Many of Wang Qingsong’s photographic tableaux take the form of contemporary parables or allegories in which his imaged participation acknowledges his own complicit delight. This deliberate and humorously confronting relationship between viewer and artist is reminiscent of the infamous duo, Gilbert and George, whose wit and incisive use of photographic pastiche similarly plunders the depth and adversity of human culture in sardonic wonder.   Wang Qingsong’s cunning double play in the layering of vice and pun is also recalled in the work of seminal conceptualist John Baldessari whose deadpan, absurdist humour takes great delight in the idiosyncracies of human perception, whether it be the irreverence paid towards the history of Art or his pertinent awareness of the methods by which truth is delivered (through mediums such as photography, video and cinema). Wang Qingsong’s cynical foolery does not express an abhorrence of change, nor does he show contempt for the re-evaluation of tradition; rather, his direction is rooted in the resilience of the human spirit and fundamentally its capability to know, to learn, to understand. 

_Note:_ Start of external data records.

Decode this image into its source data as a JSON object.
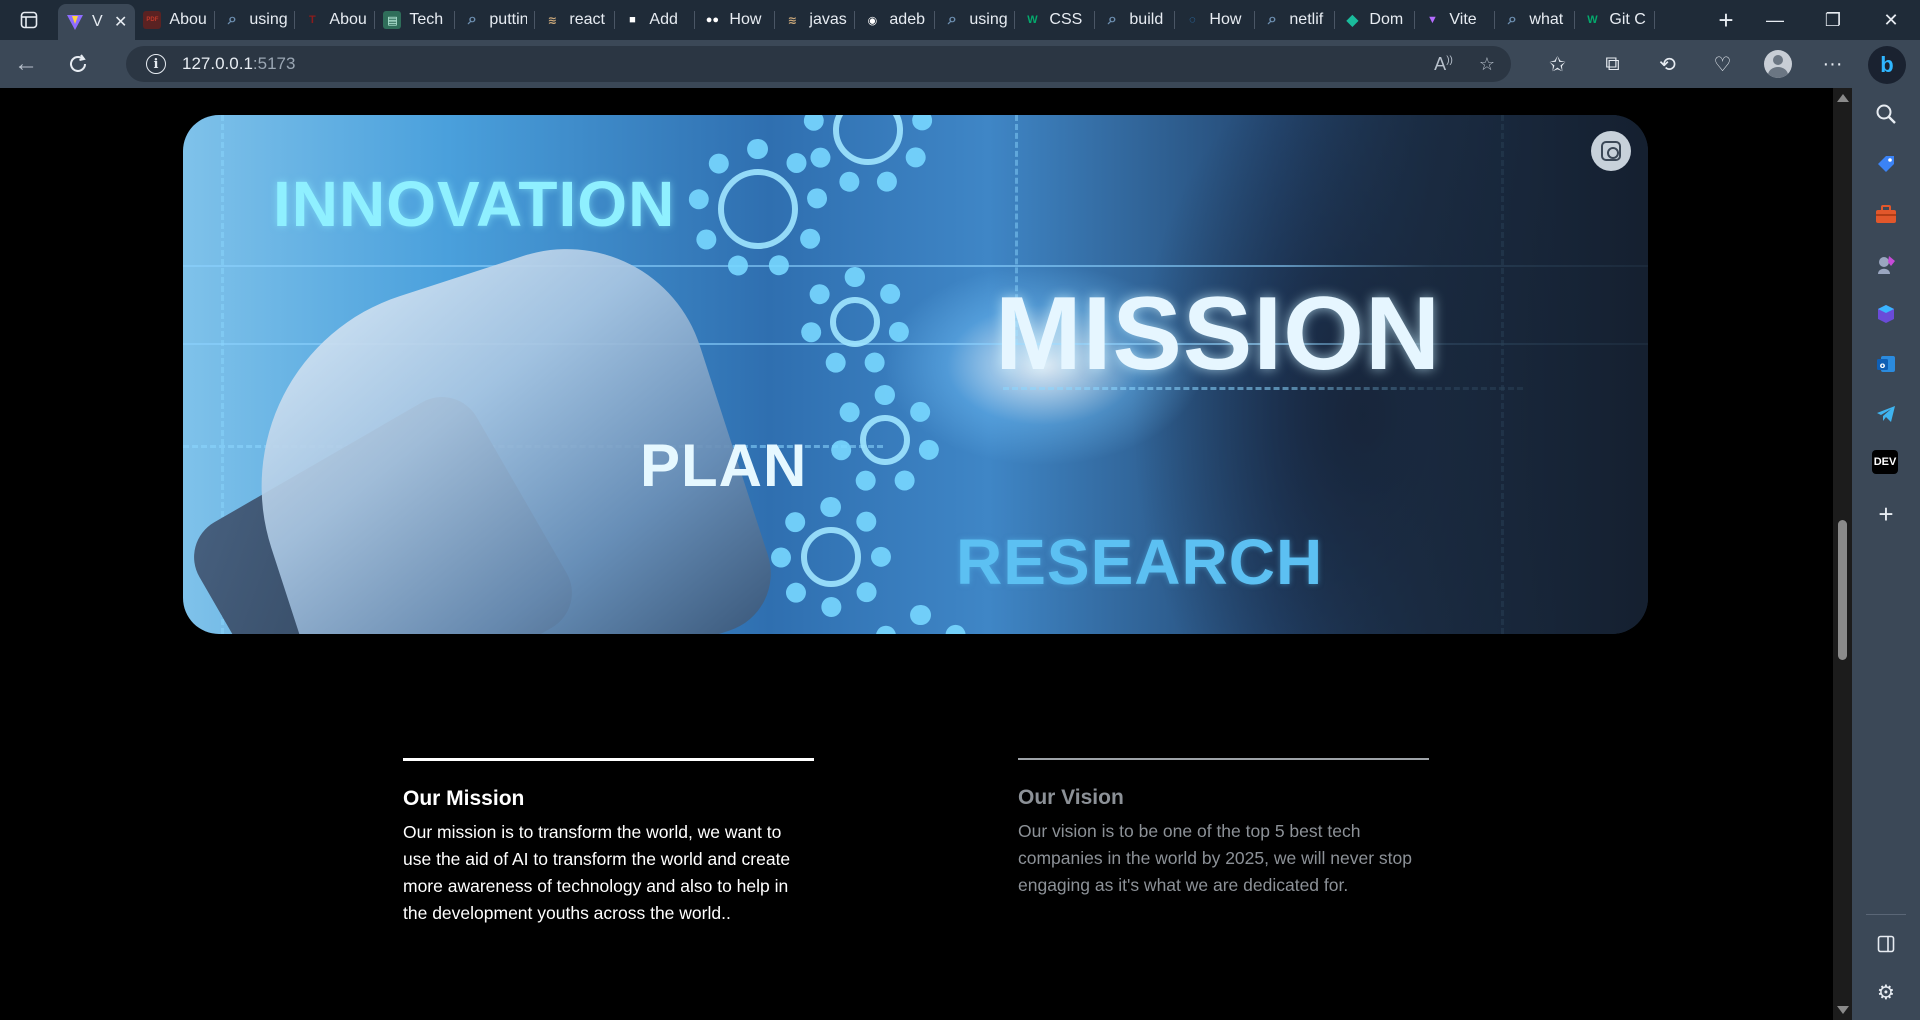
{
  "browser": {
    "active_tab": {
      "title": "V",
      "favicon": "vite-icon"
    },
    "tabs": [
      {
        "title": "Abou",
        "favicon": "pdf-icon",
        "color": "#c0392b"
      },
      {
        "title": "using",
        "favicon": "search-icon",
        "color": "#6d8fb0"
      },
      {
        "title": "Abou",
        "favicon": "red-logo-icon",
        "color": "#8b1c1c"
      },
      {
        "title": "Tech",
        "favicon": "document-icon",
        "color": "#3c8c73"
      },
      {
        "title": "puttin",
        "favicon": "search-icon",
        "color": "#6d8fb0"
      },
      {
        "title": "react",
        "favicon": "stack-icon",
        "color": "#c9a77a"
      },
      {
        "title": "Add",
        "favicon": "video-icon",
        "color": "#ffffff"
      },
      {
        "title": "How",
        "favicon": "medium-icon",
        "color": "#ffffff"
      },
      {
        "title": "javas",
        "favicon": "stack-icon",
        "color": "#c9a77a"
      },
      {
        "title": "adeb",
        "favicon": "github-icon",
        "color": "#ffffff"
      },
      {
        "title": "using",
        "favicon": "search-icon",
        "color": "#6d8fb0"
      },
      {
        "title": "CSS",
        "favicon": "w3-icon",
        "color": "#04aa6d"
      },
      {
        "title": "build",
        "favicon": "search-icon",
        "color": "#6d8fb0"
      },
      {
        "title": "How",
        "favicon": "swirl-icon",
        "color": "#2f8dde"
      },
      {
        "title": "netlif",
        "favicon": "search-icon",
        "color": "#6d8fb0"
      },
      {
        "title": "Dom",
        "favicon": "diamond-icon",
        "color": "#1abc9c"
      },
      {
        "title": "Vite",
        "favicon": "vite-icon",
        "color": "#b56cff"
      },
      {
        "title": "what",
        "favicon": "search-icon",
        "color": "#6d8fb0"
      },
      {
        "title": "Git C",
        "favicon": "w3-icon",
        "color": "#04aa6d"
      }
    ],
    "url_host": "127.0.0.1",
    "url_port": ":5173",
    "sidebar_icons": [
      "search-icon",
      "tag-icon",
      "toolbox-icon",
      "games-icon",
      "copilot-icon",
      "outlook-icon",
      "telegram-icon",
      "dev-icon",
      "add-icon"
    ],
    "dev_label": "DEV"
  },
  "hero": {
    "words": {
      "innovation": "INNOVATION",
      "mission": "MISSION",
      "plan": "PLAN",
      "research": "RESEARCH"
    }
  },
  "mission": {
    "heading": "Our Mission",
    "body": "Our mission is to transform the world, we want to use the aid of AI to transform the world and create more awareness of technology and also to help in the development youths across the world.."
  },
  "vision": {
    "heading": "Our Vision",
    "body": "Our vision is to be one of the top 5 best tech companies in the world by 2025, we will never stop engaging as it's what we are dedicated for."
  }
}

Wang Qingsong is an experimental artist whose works can only be properly understood as anchored in the complex reality of contemporary China and its rampant state of transformation. His artistic vision reveals the universality of human experience, which fundamentally questions truth and absolutism. As author Salman Rushdie writes, ‘How does newness come into the world? How is it born? Of what fusions, translations, conjoinings is it made? How does it survive, extreme and dangerous as it is?’[ Rushdie, Salman. ‘The Satanic Verses’ – find pg.] Wang Qingsong touches on the brevity of man’s ambition and the historical legacy of human civilisation, his art revels in the notion of cultural opposites and the possibility of the new.